The story goes that college football’s greatest intersectional rivalry began when Notre Dame coach Knute Rockne’s wife convinced her husband to play USC regularly starting in 1926. From 1928-32 the winner of the game won national championships and between 1962 and 1977 each won three national titles (with USC also winning a split title in the coaches poll in 1974).
Top-ranked Notre Dame comes into Saturday’s game in Los Angeles leading the series 43-35-5, but the Irish have only beaten Southern California once since 2001.
Here are some of the memorable games:
First Game: Notre Dame backup quarterback Art Parisien threw a 23-yard touchdown pass to John Niemiec with 2 minutes to go to give the Irish a 13-12 victory in the inaugural game. The game was the first regular-season West Coast trip for the Irish two seasons after playing in the Rose Bowl.
Big Crowd: An estimated 120,000 fans, including 99,573 paying customers, crowded into Soldier Field in Chicago to see the Trojans face the Irish. Ray Dahman caught a touchdown pass and kicked the extra point and the Irish won 7-6 after a controversial call when an official ruled an apparent safety for USC was an incomplete pass.
Fourth Quarter Rally: USC scores all its points in the final quarter, capped by a 33-yard field goal by Johnny Baker with 1 minute left, as the Trojans won 16-14 for their first victory in South Bend. The loss ended a 27-game winning streak by the Irish and was the first loss at Notre Dame Stadium, which opened a season earlier, and just the second home loss for the Irish since 1905. USC won its second national championship.
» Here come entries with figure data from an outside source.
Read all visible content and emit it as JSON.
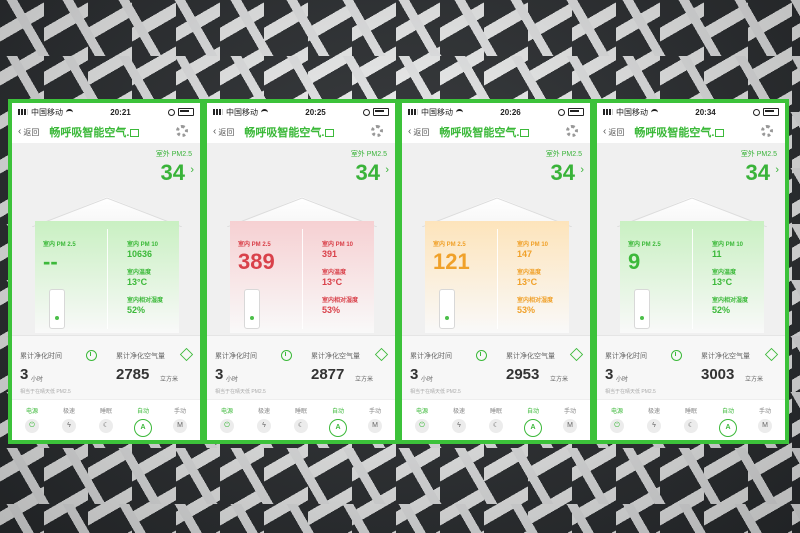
{
  "theme": {
    "accent": "#3cb93a",
    "frame": "#3cc23a"
  },
  "screens": [
    {
      "carrier": "中国移动",
      "time": "20:21",
      "back_label": "返回",
      "title": "畅呼吸智能空气.",
      "outdoor_label": "室外 PM2.5",
      "outdoor_value": "34",
      "indoor_pm25_label": "室内 PM 2.5",
      "indoor_pm25": "--",
      "pm10_label": "室内 PM 10",
      "pm10": "10636",
      "temp_label": "室内温度",
      "temp": "13°C",
      "humidity_label": "室内相对湿度",
      "humidity": "52%",
      "level": "good",
      "color": "#3cb93a",
      "tint": "#c9f0c2",
      "time_label": "累计净化时间",
      "hours": "3",
      "hours_unit": "小时",
      "volume_label": "累计净化空气量",
      "volume": "2785",
      "volume_unit": "立方米",
      "sub": "相当于在晴天低 PM2.5",
      "controls": [
        "电源",
        "极速",
        "睡眠",
        "自动",
        "手动"
      ]
    },
    {
      "carrier": "中国移动",
      "time": "20:25",
      "back_label": "返回",
      "title": "畅呼吸智能空气.",
      "outdoor_label": "室外 PM2.5",
      "outdoor_value": "34",
      "indoor_pm25_label": "室内 PM 2.5",
      "indoor_pm25": "389",
      "pm10_label": "室内 PM 10",
      "pm10": "391",
      "temp_label": "室内温度",
      "temp": "13°C",
      "humidity_label": "室内相对湿度",
      "humidity": "53%",
      "level": "bad",
      "color": "#d9414a",
      "tint": "#f6d0d2",
      "time_label": "累计净化时间",
      "hours": "3",
      "hours_unit": "小时",
      "volume_label": "累计净化空气量",
      "volume": "2877",
      "volume_unit": "立方米",
      "sub": "相当于在晴天低 PM2.5",
      "controls": [
        "电源",
        "极速",
        "睡眠",
        "自动",
        "手动"
      ]
    },
    {
      "carrier": "中国移动",
      "time": "20:26",
      "back_label": "返回",
      "title": "畅呼吸智能空气.",
      "outdoor_label": "室外 PM2.5",
      "outdoor_value": "34",
      "indoor_pm25_label": "室内 PM 2.5",
      "indoor_pm25": "121",
      "pm10_label": "室内 PM 10",
      "pm10": "147",
      "temp_label": "室内温度",
      "temp": "13°C",
      "humidity_label": "室内相对湿度",
      "humidity": "53%",
      "level": "moderate",
      "color": "#f0a12a",
      "tint": "#fde4bb",
      "time_label": "累计净化时间",
      "hours": "3",
      "hours_unit": "小时",
      "volume_label": "累计净化空气量",
      "volume": "2953",
      "volume_unit": "立方米",
      "sub": "相当于在晴天低 PM2.5",
      "controls": [
        "电源",
        "极速",
        "睡眠",
        "自动",
        "手动"
      ]
    },
    {
      "carrier": "中国移动",
      "time": "20:34",
      "back_label": "返回",
      "title": "畅呼吸智能空气.",
      "outdoor_label": "室外 PM2.5",
      "outdoor_value": "34",
      "indoor_pm25_label": "室内 PM 2.5",
      "indoor_pm25": "9",
      "pm10_label": "室内 PM 10",
      "pm10": "11",
      "temp_label": "室内温度",
      "temp": "13°C",
      "humidity_label": "室内相对湿度",
      "humidity": "52%",
      "level": "good",
      "color": "#3cb93a",
      "tint": "#c9f0c2",
      "time_label": "累计净化时间",
      "hours": "3",
      "hours_unit": "小时",
      "volume_label": "累计净化空气量",
      "volume": "3003",
      "volume_unit": "立方米",
      "sub": "相当于在晴天低 PM2.5",
      "controls": [
        "电源",
        "极速",
        "睡眠",
        "自动",
        "手动"
      ]
    }
  ]
}
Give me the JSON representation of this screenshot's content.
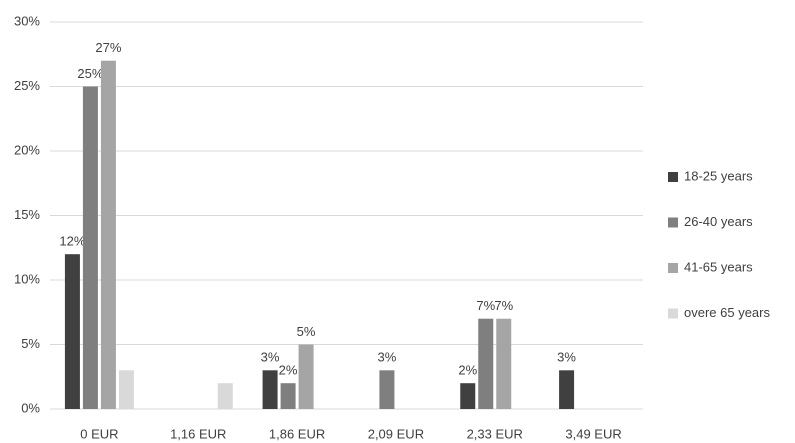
{
  "chart_data": {
    "type": "bar",
    "categories": [
      "0 EUR",
      "1,16 EUR",
      "1,86 EUR",
      "2,09 EUR",
      "2,33 EUR",
      "3,49 EUR"
    ],
    "series": [
      {
        "name": "18-25 years",
        "color": "#404040",
        "values": [
          12,
          null,
          3,
          null,
          2,
          3
        ],
        "value_labels": [
          "12%",
          null,
          "3%",
          null,
          "2%",
          "3%"
        ]
      },
      {
        "name": "26-40 years",
        "color": "#7f7f7f",
        "values": [
          25,
          null,
          2,
          3,
          7,
          null
        ],
        "value_labels": [
          "25%",
          null,
          "2%",
          "3%",
          "7%",
          null
        ]
      },
      {
        "name": "41-65 years",
        "color": "#a5a5a5",
        "values": [
          27,
          null,
          5,
          null,
          7,
          null
        ],
        "value_labels": [
          "27%",
          null,
          "5%",
          null,
          "7%",
          null
        ]
      },
      {
        "name": "overe  65 years",
        "color": "#d9d9d9",
        "values": [
          3,
          2,
          null,
          null,
          null,
          null
        ],
        "value_labels": [
          null,
          null,
          null,
          null,
          null,
          null
        ]
      }
    ],
    "ylim": [
      0,
      30
    ],
    "yticks": [
      {
        "value": 0,
        "label": "0%"
      },
      {
        "value": 5,
        "label": "5%"
      },
      {
        "value": 10,
        "label": "10%"
      },
      {
        "value": 15,
        "label": "15%"
      },
      {
        "value": 20,
        "label": "20%"
      },
      {
        "value": 25,
        "label": "25%"
      },
      {
        "value": 30,
        "label": "30%"
      }
    ],
    "grid": true,
    "legend": "right"
  }
}
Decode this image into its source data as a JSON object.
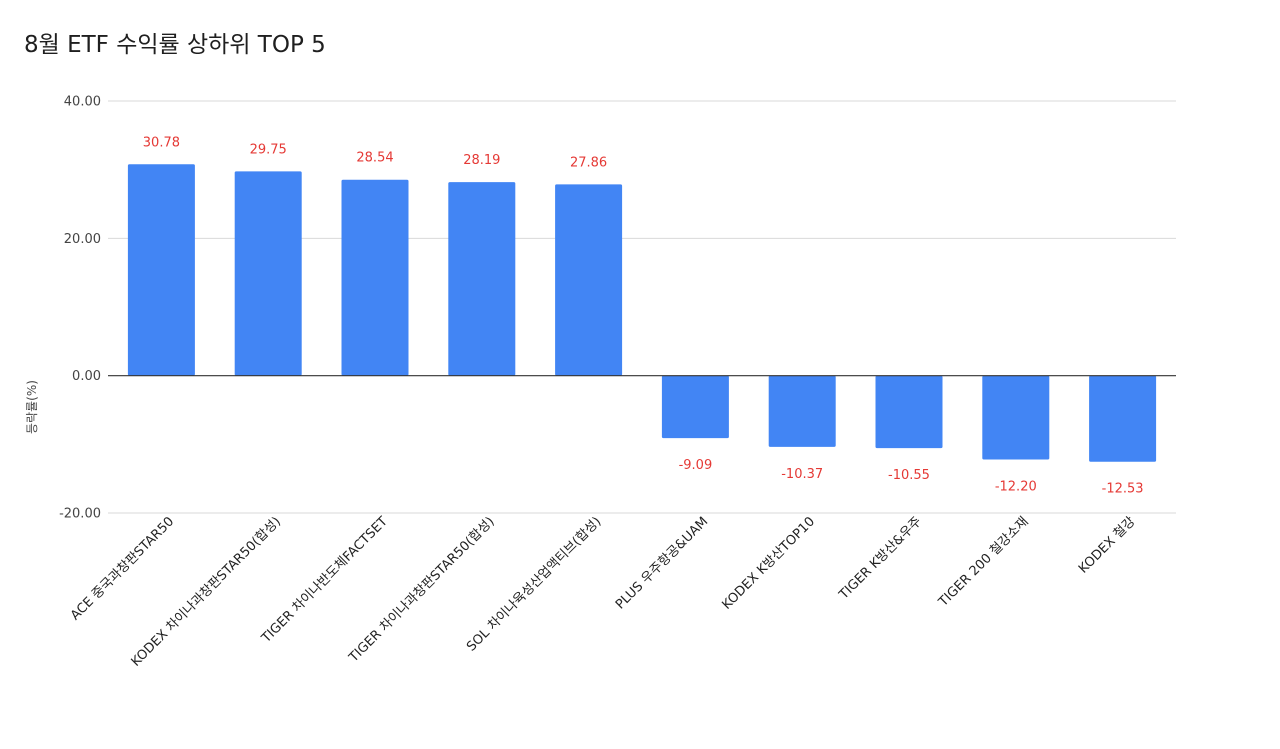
{
  "chart_data": {
    "type": "bar",
    "title": "8월 ETF 수익률 상하위 TOP 5",
    "xlabel": "",
    "ylabel": "등락률(%)",
    "ylim": [
      -20,
      40
    ],
    "yticks": [
      "40.00",
      "20.00",
      "0.00",
      "-20.00"
    ],
    "ytick_values": [
      40,
      20,
      0,
      -20
    ],
    "grid": true,
    "legend": "none",
    "categories": [
      "ACE 중국과창판STAR50",
      "KODEX 차이나과창판STAR50(합성)",
      "TIGER 차이나반도체FACTSET",
      "TIGER 차이나과창판STAR50(합성)",
      "SOL 차이나육성산업액티브(합성)",
      "PLUS 우주항공&UAM",
      "KODEX K방산TOP10",
      "TIGER K방산&우주",
      "TIGER 200 철강소재",
      "KODEX 철강"
    ],
    "values": [
      30.78,
      29.75,
      28.54,
      28.19,
      27.86,
      -9.09,
      -10.37,
      -10.55,
      -12.2,
      -12.53
    ],
    "value_labels": [
      "30.78",
      "29.75",
      "28.54",
      "28.19",
      "27.86",
      "-9.09",
      "-10.37",
      "-10.55",
      "-12.20",
      "-12.53"
    ],
    "colors": {
      "bar": "#4285f4",
      "data_label": "#e53935",
      "gridline": "#d9d9d9",
      "zero_line": "#333333"
    }
  }
}
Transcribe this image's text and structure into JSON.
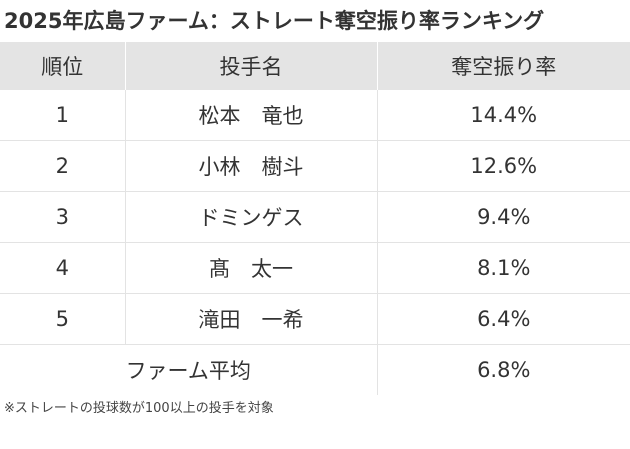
{
  "title": "2025年広島ファーム：ストレート奪空振り率ランキング",
  "table": {
    "headers": {
      "rank": "順位",
      "player": "投手名",
      "rate": "奪空振り率"
    },
    "rows": [
      {
        "rank": "1",
        "player": "松本　竜也",
        "rate": "14.4%"
      },
      {
        "rank": "2",
        "player": "小林　樹斗",
        "rate": "12.6%"
      },
      {
        "rank": "3",
        "player": "ドミンゲス",
        "rate": "9.4%"
      },
      {
        "rank": "4",
        "player": "髙　太一",
        "rate": "8.1%"
      },
      {
        "rank": "5",
        "player": "滝田　一希",
        "rate": "6.4%"
      }
    ],
    "average": {
      "label": "ファーム平均",
      "rate": "6.8%"
    }
  },
  "note": "※ストレートの投球数が100以上の投手を対象"
}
Failed Fake: The game was a scoreless tie late in the first half when top-ranked Notre Dame (8-0) attempted a fake punt on fourth and 22 in its own territory and failed. That set up a 36-yard touchdown pass from Ollie Day to Al Krueger with 5 seconds left in the half, giving the eighth-ranked Trojans a 6-0 lead en route to a 13-0 win before 97,146 fans. The Trojans were the only team to score more than a touchdown against the Irish all season.